Je vais donc fournir quelques indications. A l'époque la Françafrique était une espèce de continuité rêvée et idéale entre la France et l'Afrique, au profit d'un petit nombre évidemment. C'est ce que Jean-Pierre Dozon, un expert africaniste de ces questions, appelle dans un récent numéro des temps modernes " un état franco-africain ". Ou, comme dirait André Tarallo d'Elf, " un état en indivision ", comme disent les corses. On pourrait dire encore " une marmite commune où tout le monde se sert ". Enfin du moins ceux qui ont accès à la marmite...Il faut comprendre que, quand on a comme cela un état franco-africain, l'indépendance octroyée est illusoire et partielle. C'est comme si on n'avait jamais coupé le cordon ombilical, c'est comme un enfant dont les parois du crâne n'auraient jamais séché. Dans toute sa carrière, Houphouët Boigny n'avait aucun problème d'assurance. On lui disait " servez-vous, laissez-nous nous servir ". A La fin de sa carrière, sa fortune était égale à 60 milliards de francs. " Laissez-nous nous servir, et nous on va assurer en quelques sorte vos arrières ", avec notamment le soutien du franc CFA - Colonie Française d'Afrique, si vous me permettez l'ironie... " Vous n'aurez pas trop à vous soucier de la police ou de la sécurité, parce que ce seront des gens des services secrets français qui vont assurer votre sécurité. Il y aura un tunnel entre votre résidence et l'ambassade de France. Il y aura des accords de défense, et vous n'aurez pas besoin d'une armée nationale ivoirienne. L'armée française sur place se chargera de vous aider à mater les éventuels rebelles. Vous êtes donc assuré contre tout risque économique, politique, ou autre ". Bref voici la Côte d'Ivoire dans une sorte de protectorat français. Je ne vais pas vous refaire toute l'histoire
de la Françafrique, de cette négation des indépendances
et de la mise en place d'un mécanisme en iceberg où
la relation officieuse de négation des indépendances
est neuf fois plus importante que la relation officielle de déclaration
de l'indépendance.

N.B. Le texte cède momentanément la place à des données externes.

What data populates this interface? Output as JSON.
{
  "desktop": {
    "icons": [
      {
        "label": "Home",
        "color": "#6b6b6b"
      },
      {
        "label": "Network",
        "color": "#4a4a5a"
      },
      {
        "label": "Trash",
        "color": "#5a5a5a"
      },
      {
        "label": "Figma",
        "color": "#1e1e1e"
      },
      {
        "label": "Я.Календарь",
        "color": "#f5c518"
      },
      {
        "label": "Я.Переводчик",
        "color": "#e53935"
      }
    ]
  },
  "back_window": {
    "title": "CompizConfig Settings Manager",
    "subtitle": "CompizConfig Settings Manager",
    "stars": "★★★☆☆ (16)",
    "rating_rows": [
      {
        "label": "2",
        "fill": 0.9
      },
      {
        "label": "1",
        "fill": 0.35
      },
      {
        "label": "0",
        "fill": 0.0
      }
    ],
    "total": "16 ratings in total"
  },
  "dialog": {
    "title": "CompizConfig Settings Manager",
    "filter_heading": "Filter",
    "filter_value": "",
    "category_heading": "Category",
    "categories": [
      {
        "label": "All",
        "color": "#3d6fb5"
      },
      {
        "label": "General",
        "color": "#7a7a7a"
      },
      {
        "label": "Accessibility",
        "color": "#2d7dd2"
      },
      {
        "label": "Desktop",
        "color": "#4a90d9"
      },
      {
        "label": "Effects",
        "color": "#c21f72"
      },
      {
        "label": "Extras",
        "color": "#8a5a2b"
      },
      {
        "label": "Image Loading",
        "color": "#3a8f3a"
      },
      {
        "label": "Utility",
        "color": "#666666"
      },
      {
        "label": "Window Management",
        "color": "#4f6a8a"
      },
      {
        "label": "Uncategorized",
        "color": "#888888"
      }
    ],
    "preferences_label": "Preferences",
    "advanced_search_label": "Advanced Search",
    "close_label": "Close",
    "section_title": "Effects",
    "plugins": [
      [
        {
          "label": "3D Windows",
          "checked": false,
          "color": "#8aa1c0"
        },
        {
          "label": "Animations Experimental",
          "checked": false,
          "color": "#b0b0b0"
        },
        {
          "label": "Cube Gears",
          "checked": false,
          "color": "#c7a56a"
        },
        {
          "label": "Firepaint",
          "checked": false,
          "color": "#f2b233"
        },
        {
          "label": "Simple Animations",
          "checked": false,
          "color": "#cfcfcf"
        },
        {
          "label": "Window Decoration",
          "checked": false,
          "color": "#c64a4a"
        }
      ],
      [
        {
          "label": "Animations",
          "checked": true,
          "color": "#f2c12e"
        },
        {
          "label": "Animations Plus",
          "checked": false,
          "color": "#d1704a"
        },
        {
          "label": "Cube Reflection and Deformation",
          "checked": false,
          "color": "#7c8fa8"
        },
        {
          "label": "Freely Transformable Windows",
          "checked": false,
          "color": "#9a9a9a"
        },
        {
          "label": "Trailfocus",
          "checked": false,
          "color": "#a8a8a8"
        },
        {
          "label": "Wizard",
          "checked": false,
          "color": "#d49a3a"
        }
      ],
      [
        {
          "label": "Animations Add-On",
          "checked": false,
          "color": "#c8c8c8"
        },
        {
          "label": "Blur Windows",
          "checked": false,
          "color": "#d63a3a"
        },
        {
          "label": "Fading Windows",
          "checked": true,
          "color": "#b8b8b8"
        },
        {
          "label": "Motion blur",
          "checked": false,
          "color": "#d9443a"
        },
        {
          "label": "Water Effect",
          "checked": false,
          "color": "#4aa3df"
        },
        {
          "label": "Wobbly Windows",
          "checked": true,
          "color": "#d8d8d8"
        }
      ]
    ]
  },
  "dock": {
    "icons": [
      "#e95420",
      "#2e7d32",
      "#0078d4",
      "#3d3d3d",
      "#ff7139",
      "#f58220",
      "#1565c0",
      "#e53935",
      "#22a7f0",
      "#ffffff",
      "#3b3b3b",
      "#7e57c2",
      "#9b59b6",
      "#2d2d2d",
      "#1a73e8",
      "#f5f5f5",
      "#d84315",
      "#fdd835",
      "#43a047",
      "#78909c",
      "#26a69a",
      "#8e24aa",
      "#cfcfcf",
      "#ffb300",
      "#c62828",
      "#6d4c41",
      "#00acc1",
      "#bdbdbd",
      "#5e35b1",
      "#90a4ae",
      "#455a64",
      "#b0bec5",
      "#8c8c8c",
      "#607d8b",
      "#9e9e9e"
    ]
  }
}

Je voudrais simplement en montrer quelques
conséquences, qui ont une importance immédiate sur ce
qui se passe aujourd'hui en Côte d'Ivoire. Ce discours d'instrumentalisation de
l'ethnisme, on ne l'a pas vu qu'en Côte d'Ivoire. On l'a vu
au Rwanda d'une manière hystérique. Ces ressorts là
marchent s'il n'y pas une extrême vigilance devant ces mécanismes
d'instrumentalisation. Parce que tout cette haine n'existait pas avant.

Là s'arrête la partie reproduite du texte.